La pression des contraintes administratives tend par ailleurs à baisser (59%), de même que le fait de devoir travailler dans l’urgence (27%).
Un usage des nouvelles technologies tourné avant tout vers l’accompagnement des patients
L’usage des nouvelles technologies est encore occasionnel parmi cette profession. La consultation en distanciel progresse très doucement.
Les kinésithérapeutes sont ouverts aux changements s’ils permettent de mieux servir les patients
Très largement positifs à l’égard du Ségur, ils plébiscitent notamment la prise en charge intégrée (83%) et le développement d’une plateforme pour le service d’accès aux soins (66%).
La satisfaction globale des kinésithérapeutes concernant la pratique de leur métier reste stable : 86% s’estime satisfaits. Les kinésithérapeutes ont une image positive de leur profession. De plus, le statut de libéral leur convient encore plus qu’avant et les contraintes administratives et le travail dans l’urgence tendent à régresser.
L’usage des nouvelles technologies est encore peu développé parmi les kinésithérapeutes. DMP, outils et objets connectés sont les nouvelles technologies que les kinésithérapeutes utilisent le plus actuellement. Le DMP devrait encore progresser.
La Covid-19 a favorisé l’adoption de la téléconsultation par les kinésithérapeutes.
Objets de santé connectés, DMP, télésurveillance et outils de suivi à distance sont les pratiques qui vont le plus de se développer pour les kinésithérapeutes.
Les principaux freins à l’usage des nouvelles technologies tiennent à la gestion de la patientèle : risque de déshumanisation, problèmes de confidentialité. Le manque d’équipement chez les patients est en recul alors que la contrainte budgétaire reste un frein important.
Les kinésithérapeutes ont une opinion globalement positive à l’égard du Ségur, notamment sur la prise en charge intégrée et le déploiement des infirmiers en pratique avancée. Le développement de la télésanté et le renforcement des missions, des conférences régionales de la santé et de l’autonomie (CRSA) sont cependant en retrait.
86% des kinésithérapeutes souhaitent avoir de véritables collaborations locales entre élus, citoyens et acteurs locaux. L’intervention de l’Etat au nom de la solidarité et de l’accessibilité aux soins pour tous progresse cette année.
Plus d’1 kinésithérapeute sur 4 pratique d’ores et déjà la télémédecine.

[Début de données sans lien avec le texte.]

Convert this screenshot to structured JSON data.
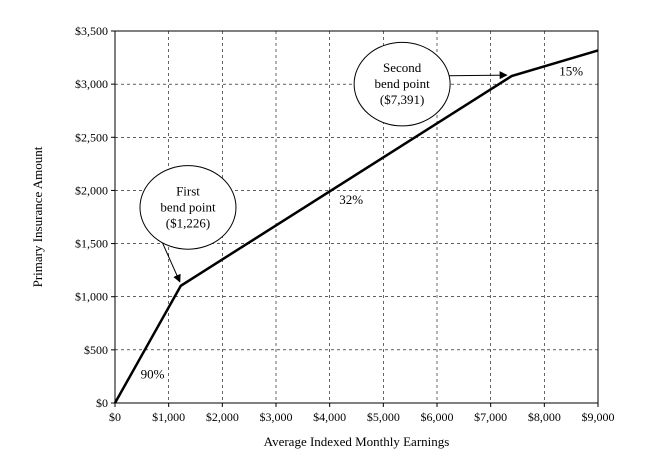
{
  "chart_data": {
    "type": "line",
    "xlabel": "Average Indexed Monthly Earnings",
    "ylabel": "Primary Insurance Amount",
    "xlim": [
      0,
      9000
    ],
    "ylim": [
      0,
      3500
    ],
    "x_ticks": [
      0,
      1000,
      2000,
      3000,
      4000,
      5000,
      6000,
      7000,
      8000,
      9000
    ],
    "y_ticks": [
      0,
      500,
      1000,
      1500,
      2000,
      2500,
      3000,
      3500
    ],
    "x_tick_labels": [
      "$0",
      "$1,000",
      "$2,000",
      "$3,000",
      "$4,000",
      "$5,000",
      "$6,000",
      "$7,000",
      "$8,000",
      "$9,000"
    ],
    "y_tick_labels": [
      "$0",
      "$500",
      "$1,000",
      "$1,500",
      "$2,000",
      "$2,500",
      "$3,000",
      "$3,500"
    ],
    "grid": true,
    "series": [
      {
        "x": [
          0,
          1226,
          7391,
          9000
        ],
        "y": [
          0,
          1103,
          3076,
          3317
        ]
      }
    ],
    "segment_labels": [
      {
        "text": "90%",
        "x": 700,
        "y": 230
      },
      {
        "text": "32%",
        "x": 4400,
        "y": 1870
      },
      {
        "text": "15%",
        "x": 8500,
        "y": 3080
      }
    ],
    "callouts": [
      {
        "lines": [
          "First",
          "bend point",
          "($1,226)"
        ],
        "target": {
          "x": 1226,
          "y": 1103
        },
        "center": {
          "x": 1360,
          "y": 1840
        },
        "rx_data": 1230,
        "ry_data": 560
      },
      {
        "lines": [
          "Second",
          "bend point",
          "($7,391)"
        ],
        "target": {
          "x": 7391,
          "y": 3076
        },
        "center": {
          "x": 5350,
          "y": 3000
        },
        "rx_data": 1230,
        "ry_data": 560
      }
    ]
  }
}
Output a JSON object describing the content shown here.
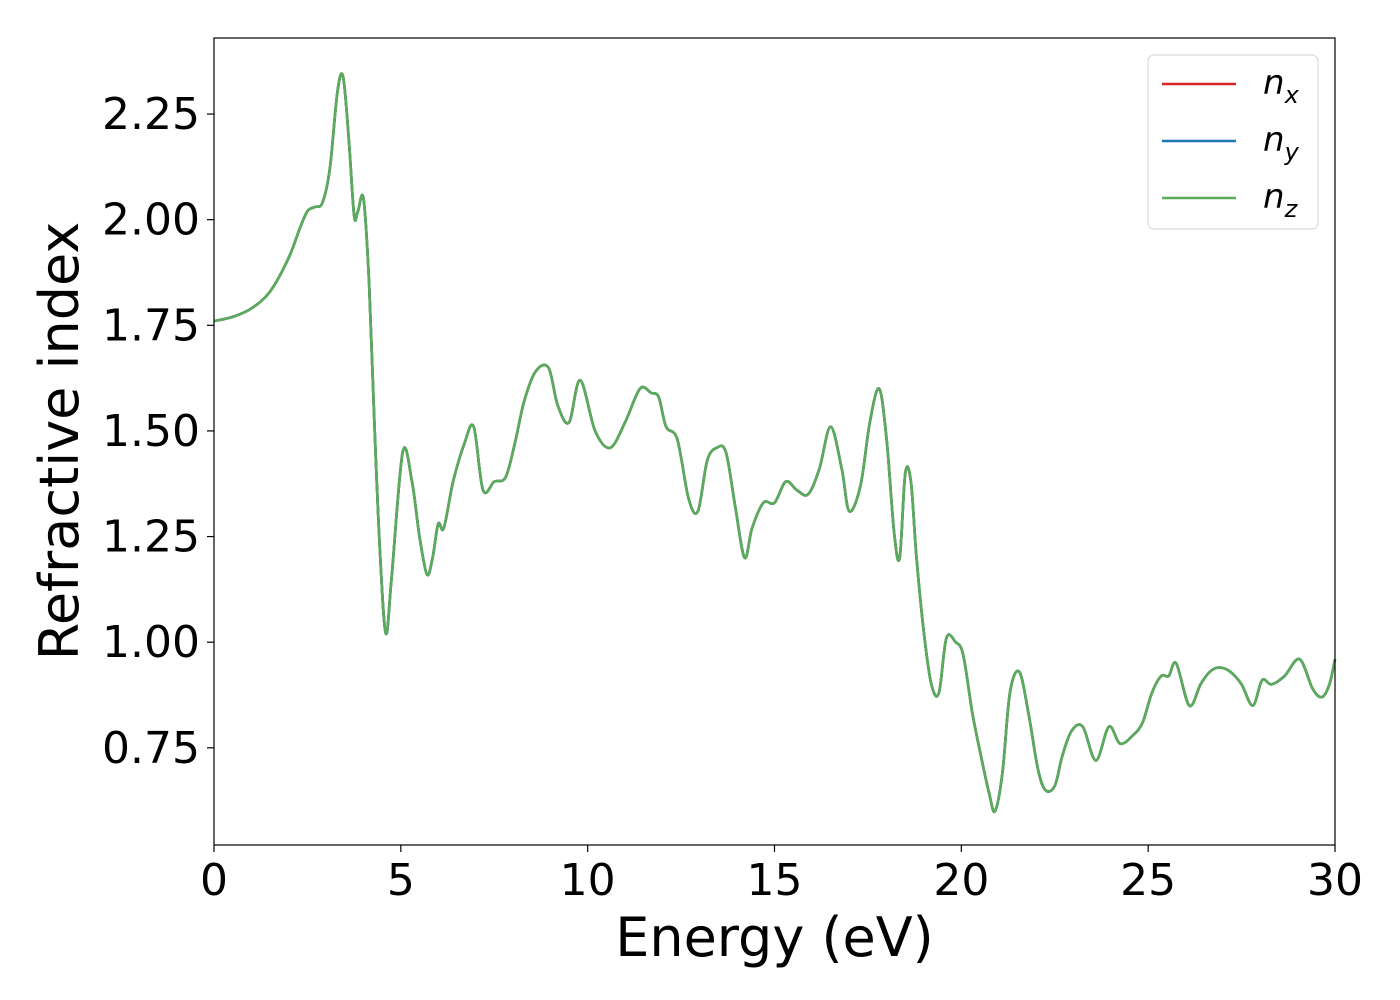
{
  "chart_data": {
    "type": "line",
    "title": "",
    "xlabel": "Energy (eV)",
    "ylabel": "Refractive index",
    "xlim": [
      0,
      30
    ],
    "ylim": [
      0.52,
      2.43
    ],
    "xticks": [
      0,
      5,
      10,
      15,
      20,
      25,
      30
    ],
    "xtick_labels": [
      "0",
      "5",
      "10",
      "15",
      "20",
      "25",
      "30"
    ],
    "yticks": [
      0.75,
      1.0,
      1.25,
      1.5,
      1.75,
      2.0,
      2.25
    ],
    "ytick_labels": [
      "0.75",
      "1.00",
      "1.25",
      "1.50",
      "1.75",
      "2.00",
      "2.25"
    ],
    "grid": false,
    "legend_position": "top-right",
    "series": [
      {
        "name": "n",
        "sub": "x",
        "color": "#d62728",
        "x": [
          0,
          0.5,
          1,
          1.5,
          2,
          2.3,
          2.5,
          2.7,
          2.9,
          3.1,
          3.3,
          3.45,
          3.6,
          3.75,
          3.85,
          4.0,
          4.15,
          4.3,
          4.45,
          4.6,
          4.75,
          5.05,
          5.3,
          5.5,
          5.7,
          5.85,
          6.0,
          6.15,
          6.4,
          6.7,
          6.95,
          7.2,
          7.5,
          7.8,
          8.05,
          8.3,
          8.6,
          8.95,
          9.2,
          9.5,
          9.8,
          10.2,
          10.6,
          11.0,
          11.4,
          11.7,
          11.9,
          12.1,
          12.4,
          12.7,
          12.95,
          13.2,
          13.45,
          13.7,
          13.95,
          14.2,
          14.4,
          14.7,
          15.0,
          15.3,
          15.6,
          15.9,
          16.2,
          16.5,
          16.8,
          17.0,
          17.3,
          17.55,
          17.8,
          18.0,
          18.2,
          18.35,
          18.5,
          18.65,
          18.8,
          19.0,
          19.2,
          19.4,
          19.6,
          19.85,
          20.05,
          20.3,
          20.55,
          20.75,
          20.9,
          21.1,
          21.3,
          21.55,
          21.8,
          22.05,
          22.25,
          22.5,
          22.7,
          22.95,
          23.25,
          23.6,
          23.95,
          24.25,
          24.6,
          24.85,
          25.1,
          25.35,
          25.55,
          25.75,
          26.1,
          26.4,
          26.65,
          26.9,
          27.2,
          27.5,
          27.8,
          28.05,
          28.3,
          28.65,
          29.05,
          29.4,
          29.65,
          29.85,
          30.0
        ],
        "y": [
          1.76,
          1.77,
          1.79,
          1.83,
          1.91,
          1.98,
          2.02,
          2.03,
          2.04,
          2.12,
          2.3,
          2.34,
          2.2,
          2.01,
          2.02,
          2.05,
          1.85,
          1.5,
          1.2,
          1.02,
          1.15,
          1.45,
          1.38,
          1.25,
          1.16,
          1.2,
          1.28,
          1.27,
          1.38,
          1.47,
          1.51,
          1.36,
          1.38,
          1.39,
          1.47,
          1.57,
          1.64,
          1.65,
          1.56,
          1.52,
          1.62,
          1.5,
          1.46,
          1.52,
          1.6,
          1.59,
          1.58,
          1.51,
          1.48,
          1.34,
          1.31,
          1.43,
          1.46,
          1.45,
          1.32,
          1.2,
          1.27,
          1.33,
          1.33,
          1.38,
          1.36,
          1.35,
          1.41,
          1.51,
          1.41,
          1.31,
          1.37,
          1.52,
          1.6,
          1.48,
          1.26,
          1.2,
          1.4,
          1.38,
          1.2,
          1.02,
          0.9,
          0.88,
          1.01,
          1.0,
          0.97,
          0.83,
          0.72,
          0.64,
          0.6,
          0.69,
          0.88,
          0.93,
          0.83,
          0.7,
          0.65,
          0.66,
          0.73,
          0.79,
          0.8,
          0.72,
          0.8,
          0.76,
          0.78,
          0.81,
          0.88,
          0.92,
          0.92,
          0.95,
          0.85,
          0.9,
          0.93,
          0.94,
          0.93,
          0.9,
          0.85,
          0.91,
          0.9,
          0.92,
          0.96,
          0.89,
          0.87,
          0.9,
          0.96
        ]
      },
      {
        "name": "n",
        "sub": "y",
        "color": "#1f77b4",
        "x": [
          0,
          0.5,
          1,
          1.5,
          2,
          2.3,
          2.5,
          2.7,
          2.9,
          3.1,
          3.3,
          3.45,
          3.6,
          3.75,
          3.85,
          4.0,
          4.15,
          4.3,
          4.45,
          4.6,
          4.75,
          5.05,
          5.3,
          5.5,
          5.7,
          5.85,
          6.0,
          6.15,
          6.4,
          6.7,
          6.95,
          7.2,
          7.5,
          7.8,
          8.05,
          8.3,
          8.6,
          8.95,
          9.2,
          9.5,
          9.8,
          10.2,
          10.6,
          11.0,
          11.4,
          11.7,
          11.9,
          12.1,
          12.4,
          12.7,
          12.95,
          13.2,
          13.45,
          13.7,
          13.95,
          14.2,
          14.4,
          14.7,
          15.0,
          15.3,
          15.6,
          15.9,
          16.2,
          16.5,
          16.8,
          17.0,
          17.3,
          17.55,
          17.8,
          18.0,
          18.2,
          18.35,
          18.5,
          18.65,
          18.8,
          19.0,
          19.2,
          19.4,
          19.6,
          19.85,
          20.05,
          20.3,
          20.55,
          20.75,
          20.9,
          21.1,
          21.3,
          21.55,
          21.8,
          22.05,
          22.25,
          22.5,
          22.7,
          22.95,
          23.25,
          23.6,
          23.95,
          24.25,
          24.6,
          24.85,
          25.1,
          25.35,
          25.55,
          25.75,
          26.1,
          26.4,
          26.65,
          26.9,
          27.2,
          27.5,
          27.8,
          28.05,
          28.3,
          28.65,
          29.05,
          29.4,
          29.65,
          29.85,
          30.0
        ],
        "y": [
          1.76,
          1.77,
          1.79,
          1.83,
          1.91,
          1.98,
          2.02,
          2.03,
          2.04,
          2.12,
          2.3,
          2.34,
          2.2,
          2.01,
          2.02,
          2.05,
          1.85,
          1.5,
          1.2,
          1.02,
          1.15,
          1.45,
          1.38,
          1.25,
          1.16,
          1.2,
          1.28,
          1.27,
          1.38,
          1.47,
          1.51,
          1.36,
          1.38,
          1.39,
          1.47,
          1.57,
          1.64,
          1.65,
          1.56,
          1.52,
          1.62,
          1.5,
          1.46,
          1.52,
          1.6,
          1.59,
          1.58,
          1.51,
          1.48,
          1.34,
          1.31,
          1.43,
          1.46,
          1.45,
          1.32,
          1.2,
          1.27,
          1.33,
          1.33,
          1.38,
          1.36,
          1.35,
          1.41,
          1.51,
          1.41,
          1.31,
          1.37,
          1.52,
          1.6,
          1.48,
          1.26,
          1.2,
          1.4,
          1.38,
          1.2,
          1.02,
          0.9,
          0.88,
          1.01,
          1.0,
          0.97,
          0.83,
          0.72,
          0.64,
          0.6,
          0.69,
          0.88,
          0.93,
          0.83,
          0.7,
          0.65,
          0.66,
          0.73,
          0.79,
          0.8,
          0.72,
          0.8,
          0.76,
          0.78,
          0.81,
          0.88,
          0.92,
          0.92,
          0.95,
          0.85,
          0.9,
          0.93,
          0.94,
          0.93,
          0.9,
          0.85,
          0.91,
          0.9,
          0.92,
          0.96,
          0.89,
          0.87,
          0.9,
          0.96
        ]
      },
      {
        "name": "n",
        "sub": "z",
        "color": "#5aab5a",
        "x": [
          0,
          0.5,
          1,
          1.5,
          2,
          2.3,
          2.5,
          2.7,
          2.9,
          3.1,
          3.3,
          3.45,
          3.6,
          3.75,
          3.85,
          4.0,
          4.15,
          4.3,
          4.45,
          4.6,
          4.75,
          5.05,
          5.3,
          5.5,
          5.7,
          5.85,
          6.0,
          6.15,
          6.4,
          6.7,
          6.95,
          7.2,
          7.5,
          7.8,
          8.05,
          8.3,
          8.6,
          8.95,
          9.2,
          9.5,
          9.8,
          10.2,
          10.6,
          11.0,
          11.4,
          11.7,
          11.9,
          12.1,
          12.4,
          12.7,
          12.95,
          13.2,
          13.45,
          13.7,
          13.95,
          14.2,
          14.4,
          14.7,
          15.0,
          15.3,
          15.6,
          15.9,
          16.2,
          16.5,
          16.8,
          17.0,
          17.3,
          17.55,
          17.8,
          18.0,
          18.2,
          18.35,
          18.5,
          18.65,
          18.8,
          19.0,
          19.2,
          19.4,
          19.6,
          19.85,
          20.05,
          20.3,
          20.55,
          20.75,
          20.9,
          21.1,
          21.3,
          21.55,
          21.8,
          22.05,
          22.25,
          22.5,
          22.7,
          22.95,
          23.25,
          23.6,
          23.95,
          24.25,
          24.6,
          24.85,
          25.1,
          25.35,
          25.55,
          25.75,
          26.1,
          26.4,
          26.65,
          26.9,
          27.2,
          27.5,
          27.8,
          28.05,
          28.3,
          28.65,
          29.05,
          29.4,
          29.65,
          29.85,
          30.0
        ],
        "y": [
          1.76,
          1.77,
          1.79,
          1.83,
          1.91,
          1.98,
          2.02,
          2.03,
          2.04,
          2.12,
          2.3,
          2.34,
          2.2,
          2.01,
          2.02,
          2.05,
          1.85,
          1.5,
          1.2,
          1.02,
          1.15,
          1.45,
          1.38,
          1.25,
          1.16,
          1.2,
          1.28,
          1.27,
          1.38,
          1.47,
          1.51,
          1.36,
          1.38,
          1.39,
          1.47,
          1.57,
          1.64,
          1.65,
          1.56,
          1.52,
          1.62,
          1.5,
          1.46,
          1.52,
          1.6,
          1.59,
          1.58,
          1.51,
          1.48,
          1.34,
          1.31,
          1.43,
          1.46,
          1.45,
          1.32,
          1.2,
          1.27,
          1.33,
          1.33,
          1.38,
          1.36,
          1.35,
          1.41,
          1.51,
          1.41,
          1.31,
          1.37,
          1.52,
          1.6,
          1.48,
          1.26,
          1.2,
          1.4,
          1.38,
          1.2,
          1.02,
          0.9,
          0.88,
          1.01,
          1.0,
          0.97,
          0.83,
          0.72,
          0.64,
          0.6,
          0.69,
          0.88,
          0.93,
          0.83,
          0.7,
          0.65,
          0.66,
          0.73,
          0.79,
          0.8,
          0.72,
          0.8,
          0.76,
          0.78,
          0.81,
          0.88,
          0.92,
          0.92,
          0.95,
          0.85,
          0.9,
          0.93,
          0.94,
          0.93,
          0.9,
          0.85,
          0.91,
          0.9,
          0.92,
          0.96,
          0.89,
          0.87,
          0.9,
          0.96
        ]
      }
    ]
  }
}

La consultation en présentiels au cabinet est et restera le mode d’organisation privilégié des kinésithérapeutes, même sur les téléconsultations connaissent une légère tendance positive.

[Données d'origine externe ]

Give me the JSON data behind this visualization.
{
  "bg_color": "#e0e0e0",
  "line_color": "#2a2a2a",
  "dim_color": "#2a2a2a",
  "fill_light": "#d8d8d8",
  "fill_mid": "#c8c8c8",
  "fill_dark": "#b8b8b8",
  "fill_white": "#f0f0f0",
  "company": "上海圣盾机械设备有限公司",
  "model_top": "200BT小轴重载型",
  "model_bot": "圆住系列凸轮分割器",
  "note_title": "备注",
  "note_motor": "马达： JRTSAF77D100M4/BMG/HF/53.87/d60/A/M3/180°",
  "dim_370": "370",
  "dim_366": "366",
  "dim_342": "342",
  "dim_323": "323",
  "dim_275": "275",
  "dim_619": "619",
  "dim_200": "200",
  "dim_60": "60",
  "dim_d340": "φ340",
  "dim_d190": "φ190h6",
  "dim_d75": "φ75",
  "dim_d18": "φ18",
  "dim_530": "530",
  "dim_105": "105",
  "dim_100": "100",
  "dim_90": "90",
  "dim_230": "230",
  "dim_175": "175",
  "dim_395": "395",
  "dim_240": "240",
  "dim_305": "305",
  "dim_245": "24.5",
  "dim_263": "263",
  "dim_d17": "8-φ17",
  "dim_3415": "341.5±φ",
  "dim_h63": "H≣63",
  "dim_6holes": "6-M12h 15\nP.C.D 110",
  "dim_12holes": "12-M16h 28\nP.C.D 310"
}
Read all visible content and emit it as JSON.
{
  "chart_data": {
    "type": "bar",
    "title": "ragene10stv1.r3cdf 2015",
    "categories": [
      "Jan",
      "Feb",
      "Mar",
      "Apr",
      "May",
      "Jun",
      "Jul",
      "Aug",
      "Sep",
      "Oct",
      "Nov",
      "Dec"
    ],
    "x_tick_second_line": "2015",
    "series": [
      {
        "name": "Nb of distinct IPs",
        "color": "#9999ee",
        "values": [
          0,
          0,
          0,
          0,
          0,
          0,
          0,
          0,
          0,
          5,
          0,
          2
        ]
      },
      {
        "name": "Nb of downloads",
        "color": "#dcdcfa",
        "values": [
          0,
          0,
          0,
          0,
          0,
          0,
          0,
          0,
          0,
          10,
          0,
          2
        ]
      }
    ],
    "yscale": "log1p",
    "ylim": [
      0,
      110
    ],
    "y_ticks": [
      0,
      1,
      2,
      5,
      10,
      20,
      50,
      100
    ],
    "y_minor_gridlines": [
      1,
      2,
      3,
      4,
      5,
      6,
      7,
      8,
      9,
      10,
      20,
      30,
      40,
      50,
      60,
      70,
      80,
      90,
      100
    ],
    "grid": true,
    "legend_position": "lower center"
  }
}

Les kinésithérapeutes considèrent que les professionnels vont se regrouper dans un même lieu d’exercice. En revanche, cela ne signifie pas pour autant partager le temps d’occupation des locaux.
L’impact Covid-19 a été largement négatif pour les kinésithérapeutes, notamment parce qu’il a atteint leur chiffre d’affaires et leur moral.